Дантс хмыкнул и пожал плечами, выражая недоверие всем своим видом.
– Мадемуазель Жири… Вы столь наивны. Боюсь, это вашей матушке следовало бы просветить вас в некоторых аспектах… В том, чего ищут такого сорта мужчины у девушек столь молодых и красивых.
– Моя матушка, месье Дантс, в тюрьме!
– Понятно… - проговорил он осторожно, пытаясь сдержать удивление. Ведь девушка, казалось, была из хорошей семьи, хотя вряд ли богатой. Но такой поворот…
– Ничего вам на самом деле не понятно! Это все он, этот человек… Эрик, - она запнулась на его имени, но все-таки выговорила его, не желая лишний раз обсуждать с Дантсом его призрачное прошлое. – Его вина. Из-за него моя мама… там, где она сейчас!
– Вот оно что… - протянул Дантс, и она с возмущением услышала в его голосе сомнение. С каждым новым ее выпадом, он все меньше склонен был ей верить. – Ну, у вас будет возможность высказать ему свои претензии лично. Он вернулся.
– Как? Когда! – взволнованно воскликнула Мэг, едва не подскочив на месте.
– Недавно. И по-видимому, ненадолго. Бедная Шарлиз. О ней так ничего и не известно… - тут он заметил, что девушка никак не интересуется участью Шарлиз Оллис, и замолчал с коротким усталым вздохом.
Мэг прикусила губу, и ее гладкий лоб прорезала тонкая складка, выдававшая напряженную работу мысли. Что ей сулило столь раннее возвращение врага? Когда комиссар пришлет за ним своих людей? Завтра? Тогда нужно задержать его здесь… чем-то отвлечь, любым обманом, который заставит его повременить с уходом…
– И чем он занят? - поинтересовалась она, нервно пощелкивая застывшими суставами тонких пальцев, пока руки ее находились в непрерывном движении.
– Ничем. Я пытался хоть что-то у него выспросить, но он заснул на полуслове. Сидя. Пришлось оставить его...
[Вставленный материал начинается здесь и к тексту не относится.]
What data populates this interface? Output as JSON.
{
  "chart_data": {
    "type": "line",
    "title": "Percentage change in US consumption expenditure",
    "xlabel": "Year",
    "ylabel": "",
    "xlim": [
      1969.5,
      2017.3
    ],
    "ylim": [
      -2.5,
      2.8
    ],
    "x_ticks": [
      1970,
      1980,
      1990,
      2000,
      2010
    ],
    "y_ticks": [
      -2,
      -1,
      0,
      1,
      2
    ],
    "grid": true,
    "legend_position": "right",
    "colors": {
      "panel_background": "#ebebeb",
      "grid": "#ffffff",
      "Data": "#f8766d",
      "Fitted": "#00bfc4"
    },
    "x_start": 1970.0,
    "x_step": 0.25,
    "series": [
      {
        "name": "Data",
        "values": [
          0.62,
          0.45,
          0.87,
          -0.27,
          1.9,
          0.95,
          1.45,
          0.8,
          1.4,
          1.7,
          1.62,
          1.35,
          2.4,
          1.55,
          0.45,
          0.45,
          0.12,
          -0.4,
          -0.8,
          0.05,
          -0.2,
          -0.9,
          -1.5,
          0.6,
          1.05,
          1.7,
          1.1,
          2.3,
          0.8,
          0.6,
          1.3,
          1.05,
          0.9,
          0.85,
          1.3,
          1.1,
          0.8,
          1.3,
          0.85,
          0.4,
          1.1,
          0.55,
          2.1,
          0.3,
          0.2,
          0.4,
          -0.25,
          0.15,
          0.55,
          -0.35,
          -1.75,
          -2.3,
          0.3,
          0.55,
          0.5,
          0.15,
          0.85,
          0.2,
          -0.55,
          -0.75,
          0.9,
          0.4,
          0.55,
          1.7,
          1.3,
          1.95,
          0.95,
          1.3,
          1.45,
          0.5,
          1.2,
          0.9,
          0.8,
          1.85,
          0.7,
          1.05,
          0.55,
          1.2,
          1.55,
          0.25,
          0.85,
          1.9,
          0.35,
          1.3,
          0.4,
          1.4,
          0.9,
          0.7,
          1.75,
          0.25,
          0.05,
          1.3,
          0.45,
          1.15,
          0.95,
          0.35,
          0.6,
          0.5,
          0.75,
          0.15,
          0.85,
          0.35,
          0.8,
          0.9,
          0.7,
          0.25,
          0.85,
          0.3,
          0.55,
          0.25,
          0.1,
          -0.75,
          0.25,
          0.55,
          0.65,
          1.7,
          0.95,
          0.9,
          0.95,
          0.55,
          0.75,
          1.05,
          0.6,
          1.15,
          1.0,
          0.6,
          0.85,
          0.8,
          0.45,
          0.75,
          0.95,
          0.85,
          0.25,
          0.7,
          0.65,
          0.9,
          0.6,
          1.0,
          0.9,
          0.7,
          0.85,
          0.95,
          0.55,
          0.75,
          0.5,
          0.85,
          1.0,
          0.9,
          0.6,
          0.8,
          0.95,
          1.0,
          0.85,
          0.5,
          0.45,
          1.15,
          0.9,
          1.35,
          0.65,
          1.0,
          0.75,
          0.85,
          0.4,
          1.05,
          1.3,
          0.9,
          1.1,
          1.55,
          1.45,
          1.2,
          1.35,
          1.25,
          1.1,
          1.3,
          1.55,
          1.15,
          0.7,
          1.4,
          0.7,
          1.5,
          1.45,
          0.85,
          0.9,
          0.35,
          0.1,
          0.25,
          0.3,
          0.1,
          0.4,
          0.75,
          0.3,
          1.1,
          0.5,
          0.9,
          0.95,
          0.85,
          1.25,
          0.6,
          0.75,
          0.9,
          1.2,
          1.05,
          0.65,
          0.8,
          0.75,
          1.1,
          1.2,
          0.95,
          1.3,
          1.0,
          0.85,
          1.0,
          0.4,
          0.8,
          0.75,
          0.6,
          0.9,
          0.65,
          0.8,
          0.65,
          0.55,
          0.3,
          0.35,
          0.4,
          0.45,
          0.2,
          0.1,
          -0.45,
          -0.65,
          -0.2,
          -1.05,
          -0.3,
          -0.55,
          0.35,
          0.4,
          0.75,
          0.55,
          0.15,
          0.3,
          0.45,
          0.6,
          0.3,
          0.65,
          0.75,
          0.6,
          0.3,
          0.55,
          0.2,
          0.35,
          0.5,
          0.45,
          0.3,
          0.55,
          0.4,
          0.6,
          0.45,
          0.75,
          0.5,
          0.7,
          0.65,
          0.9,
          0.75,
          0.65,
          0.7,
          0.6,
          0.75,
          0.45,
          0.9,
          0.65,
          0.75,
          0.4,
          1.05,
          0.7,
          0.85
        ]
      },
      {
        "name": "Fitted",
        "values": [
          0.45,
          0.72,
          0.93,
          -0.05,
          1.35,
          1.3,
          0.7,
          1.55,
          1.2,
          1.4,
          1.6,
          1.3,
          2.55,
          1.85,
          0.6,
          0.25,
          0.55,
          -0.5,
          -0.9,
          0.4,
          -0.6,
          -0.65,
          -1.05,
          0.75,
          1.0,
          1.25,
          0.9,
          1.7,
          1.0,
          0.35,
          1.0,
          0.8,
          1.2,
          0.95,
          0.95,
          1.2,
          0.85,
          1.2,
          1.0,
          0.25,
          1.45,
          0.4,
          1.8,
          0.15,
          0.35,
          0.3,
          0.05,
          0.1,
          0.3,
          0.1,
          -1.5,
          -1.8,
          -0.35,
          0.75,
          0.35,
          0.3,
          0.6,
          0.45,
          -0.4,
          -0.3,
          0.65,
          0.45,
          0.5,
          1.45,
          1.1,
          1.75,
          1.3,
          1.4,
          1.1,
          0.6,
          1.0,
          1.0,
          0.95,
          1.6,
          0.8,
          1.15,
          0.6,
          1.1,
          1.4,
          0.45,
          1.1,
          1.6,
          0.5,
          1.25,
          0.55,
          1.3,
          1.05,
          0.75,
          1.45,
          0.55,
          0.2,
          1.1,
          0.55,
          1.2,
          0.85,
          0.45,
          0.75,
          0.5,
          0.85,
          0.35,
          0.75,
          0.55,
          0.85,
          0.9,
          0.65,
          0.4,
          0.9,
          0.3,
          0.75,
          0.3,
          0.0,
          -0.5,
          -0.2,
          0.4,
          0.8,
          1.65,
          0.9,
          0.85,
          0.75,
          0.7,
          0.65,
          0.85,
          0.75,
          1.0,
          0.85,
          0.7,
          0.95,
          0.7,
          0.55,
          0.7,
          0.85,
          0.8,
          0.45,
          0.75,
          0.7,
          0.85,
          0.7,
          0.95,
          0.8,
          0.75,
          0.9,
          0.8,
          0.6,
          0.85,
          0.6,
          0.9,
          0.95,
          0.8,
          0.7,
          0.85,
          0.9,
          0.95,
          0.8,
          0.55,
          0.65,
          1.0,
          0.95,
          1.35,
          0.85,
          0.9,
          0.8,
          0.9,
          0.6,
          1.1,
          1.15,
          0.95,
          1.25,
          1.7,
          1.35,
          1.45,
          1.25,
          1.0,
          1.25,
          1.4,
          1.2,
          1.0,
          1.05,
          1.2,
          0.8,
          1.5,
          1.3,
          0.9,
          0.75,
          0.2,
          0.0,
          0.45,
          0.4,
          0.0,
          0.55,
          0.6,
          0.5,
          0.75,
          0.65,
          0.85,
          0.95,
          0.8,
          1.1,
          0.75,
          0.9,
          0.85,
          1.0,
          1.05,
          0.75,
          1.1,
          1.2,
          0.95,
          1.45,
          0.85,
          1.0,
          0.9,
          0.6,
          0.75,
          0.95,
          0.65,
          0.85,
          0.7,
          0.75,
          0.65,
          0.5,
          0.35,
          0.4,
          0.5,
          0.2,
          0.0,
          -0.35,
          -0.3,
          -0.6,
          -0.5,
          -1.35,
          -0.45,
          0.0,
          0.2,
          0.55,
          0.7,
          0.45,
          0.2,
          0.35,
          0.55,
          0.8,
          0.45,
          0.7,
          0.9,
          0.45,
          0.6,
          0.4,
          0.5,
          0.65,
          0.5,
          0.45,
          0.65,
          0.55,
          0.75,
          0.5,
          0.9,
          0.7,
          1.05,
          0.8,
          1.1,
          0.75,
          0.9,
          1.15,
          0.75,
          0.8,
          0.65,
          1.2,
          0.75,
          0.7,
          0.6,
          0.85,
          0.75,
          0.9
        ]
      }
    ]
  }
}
Губы Мэг тронула довольная улыбка, и светло-голубые глаза победно блеснули. Все шло хорошо… Пока хорошо. Только бы пораньше прислали жандармов, лучше бы с рассветом, пока Призрак будет сонным и утомленным. Робер должен позаботиться об этом. Тогда все решится быстро - быстро и без хлопот. И все ее беды останутся позади.